XML News from Monday, September 27, 2004

Note to Dare (posted here because your comments are broken): The basic rule I had for creating an RSS feed for this site was that it couldn't require me to do more work than I was doing already, at least not on an ongoing basis. That's why I use XSLT driven by a cron job to generate the feed. I can edit the same way I always have, and the RSS happens automatically. The tools adjust to fit me rather than me adjusting to fit the tools. Adding individual URLs for each story would require bending myself around the tools, and I have this silly idea that computers were meant to serve people rather than the other way around. Actually the solution for the problem you note is to use XPointers to identify the individual news items. It would be easy enough to generate them automatically using XSLT. I haven't actually tried that. Maybe it would work, but I sort of expect it might run into some problems with browser compatibility.

The initial stumbling block that kept me from adding an RSS feed to this site was that my news items don't have titles, but then it occurred to me that I could use the first sentence of each item as the title. Of course this broke some RSS software written by developers who hadn't actually paid much attention to the specs because sometimes my sentences are on the long side and tend to drone on and on and on, but you get the idea and anyway this should be handled by clients because of course developers don't write arbitrary limitations on string size into their code because sooner or later those assumptions are going to be violated, as they were for some web browser's layout algorithms a couple of day's ago when I posted a pre fragment that couldn't fit within a browser window although in that case it was really important for semantic reasons to reproduce the exact line breaks and anyway how's that for a run-on sentence—once in high school I wrote an entire 500 word theme as a single run-on sentence.
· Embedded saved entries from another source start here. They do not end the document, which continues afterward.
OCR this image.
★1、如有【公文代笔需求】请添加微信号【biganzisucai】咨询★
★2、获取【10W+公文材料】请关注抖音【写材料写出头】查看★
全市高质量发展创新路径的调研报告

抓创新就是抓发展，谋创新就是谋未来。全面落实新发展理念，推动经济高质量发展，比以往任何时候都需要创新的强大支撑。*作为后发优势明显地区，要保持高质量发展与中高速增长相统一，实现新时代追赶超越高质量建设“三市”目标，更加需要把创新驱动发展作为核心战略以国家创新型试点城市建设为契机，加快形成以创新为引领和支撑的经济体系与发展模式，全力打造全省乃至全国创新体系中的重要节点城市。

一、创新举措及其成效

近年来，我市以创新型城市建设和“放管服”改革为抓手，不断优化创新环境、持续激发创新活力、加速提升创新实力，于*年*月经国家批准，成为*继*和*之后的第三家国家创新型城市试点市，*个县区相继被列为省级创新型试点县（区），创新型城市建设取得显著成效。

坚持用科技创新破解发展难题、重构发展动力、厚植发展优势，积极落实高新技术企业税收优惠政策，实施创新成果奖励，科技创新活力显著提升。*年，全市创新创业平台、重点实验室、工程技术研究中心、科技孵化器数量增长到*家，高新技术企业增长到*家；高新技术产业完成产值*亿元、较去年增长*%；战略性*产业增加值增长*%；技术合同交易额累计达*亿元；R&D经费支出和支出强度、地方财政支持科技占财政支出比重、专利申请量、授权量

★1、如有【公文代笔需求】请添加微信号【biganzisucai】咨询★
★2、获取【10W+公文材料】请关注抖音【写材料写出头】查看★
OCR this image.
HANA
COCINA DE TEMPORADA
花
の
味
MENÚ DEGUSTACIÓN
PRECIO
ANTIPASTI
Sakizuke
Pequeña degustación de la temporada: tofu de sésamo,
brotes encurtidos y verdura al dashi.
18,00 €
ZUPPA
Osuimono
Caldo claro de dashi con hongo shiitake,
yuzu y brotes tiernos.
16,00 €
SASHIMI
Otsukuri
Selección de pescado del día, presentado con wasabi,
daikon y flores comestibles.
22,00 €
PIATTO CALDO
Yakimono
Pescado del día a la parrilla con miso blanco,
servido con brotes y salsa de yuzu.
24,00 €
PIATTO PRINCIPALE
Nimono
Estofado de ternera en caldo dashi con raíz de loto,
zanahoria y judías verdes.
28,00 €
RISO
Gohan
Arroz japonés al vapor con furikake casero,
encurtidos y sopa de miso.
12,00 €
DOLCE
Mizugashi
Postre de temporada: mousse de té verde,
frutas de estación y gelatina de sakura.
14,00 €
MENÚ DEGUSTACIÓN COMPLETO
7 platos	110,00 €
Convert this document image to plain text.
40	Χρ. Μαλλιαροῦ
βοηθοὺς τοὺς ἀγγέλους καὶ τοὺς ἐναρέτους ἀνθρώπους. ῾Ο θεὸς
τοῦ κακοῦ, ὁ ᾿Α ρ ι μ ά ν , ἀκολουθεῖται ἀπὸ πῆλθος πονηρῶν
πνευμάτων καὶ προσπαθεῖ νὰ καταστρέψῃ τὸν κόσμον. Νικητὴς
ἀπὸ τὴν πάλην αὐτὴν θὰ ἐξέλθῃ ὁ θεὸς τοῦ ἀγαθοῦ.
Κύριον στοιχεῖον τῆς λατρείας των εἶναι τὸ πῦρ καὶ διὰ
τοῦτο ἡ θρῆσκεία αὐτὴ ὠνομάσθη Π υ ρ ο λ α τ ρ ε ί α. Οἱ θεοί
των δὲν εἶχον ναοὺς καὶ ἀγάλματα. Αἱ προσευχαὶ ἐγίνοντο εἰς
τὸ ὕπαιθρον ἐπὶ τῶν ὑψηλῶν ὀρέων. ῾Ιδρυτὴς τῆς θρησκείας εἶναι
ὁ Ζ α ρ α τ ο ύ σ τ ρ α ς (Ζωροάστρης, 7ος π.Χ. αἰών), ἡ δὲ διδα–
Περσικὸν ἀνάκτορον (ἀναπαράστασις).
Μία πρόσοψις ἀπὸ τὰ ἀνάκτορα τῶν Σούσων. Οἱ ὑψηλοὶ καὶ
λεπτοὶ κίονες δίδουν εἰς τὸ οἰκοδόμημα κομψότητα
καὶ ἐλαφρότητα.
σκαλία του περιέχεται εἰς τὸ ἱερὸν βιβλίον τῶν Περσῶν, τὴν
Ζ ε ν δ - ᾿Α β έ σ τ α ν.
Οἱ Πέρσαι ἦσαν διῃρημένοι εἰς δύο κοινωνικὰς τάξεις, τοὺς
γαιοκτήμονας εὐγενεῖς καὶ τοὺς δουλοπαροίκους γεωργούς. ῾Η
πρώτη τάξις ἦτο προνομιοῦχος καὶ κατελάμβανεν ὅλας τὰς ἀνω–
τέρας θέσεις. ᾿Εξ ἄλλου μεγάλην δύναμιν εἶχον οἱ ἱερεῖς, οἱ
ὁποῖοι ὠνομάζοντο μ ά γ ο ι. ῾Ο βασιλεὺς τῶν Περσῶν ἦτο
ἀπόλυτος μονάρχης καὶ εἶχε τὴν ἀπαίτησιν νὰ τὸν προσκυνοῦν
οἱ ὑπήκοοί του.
Anyway, back to the point. I'm not going to rearrange my site to fit the needs of broken news readers. RSS got a lot of things wrong, and one of those things may be the lack of any unique identifier for articles separate from titles and URLs. However, that doesn't mean a client is justified in assuming that other things in the feed are in fact unique identifiers. If an RSS 0.92 client really needs to figure out whether two items are the same or different, it needs to use a combination of heuristics rather than relying on some assumed uniqueness that isn't actually present. Most simply, it could retrieve both items, and see if the old one is still there or not. It could also compare the descriptions, URLs, and titles and do a fuzzy match, without assuming that a change in a single byte reflected a completely new item. And if it can't do that, then it needs to be designed to operate correctly without any information about which items are new and which aren't. None of this is rocket science. It simply requires implementing the spec as it is, rather than as we might wish to be.


Ian E. Gorman has released GXParse 1.5, a free (LGPL) Java library that sits on top of a SAX parser and provides semi-random access to the XML document. The documentation isn't very clear, but as near as I can tell, it buffers various constructs like elements until their end is seen, rather than dumping pieces on you immediately like SAX does. This release completes namespace support is complete, eases exception handling, and adds a few operators to CurrentElement.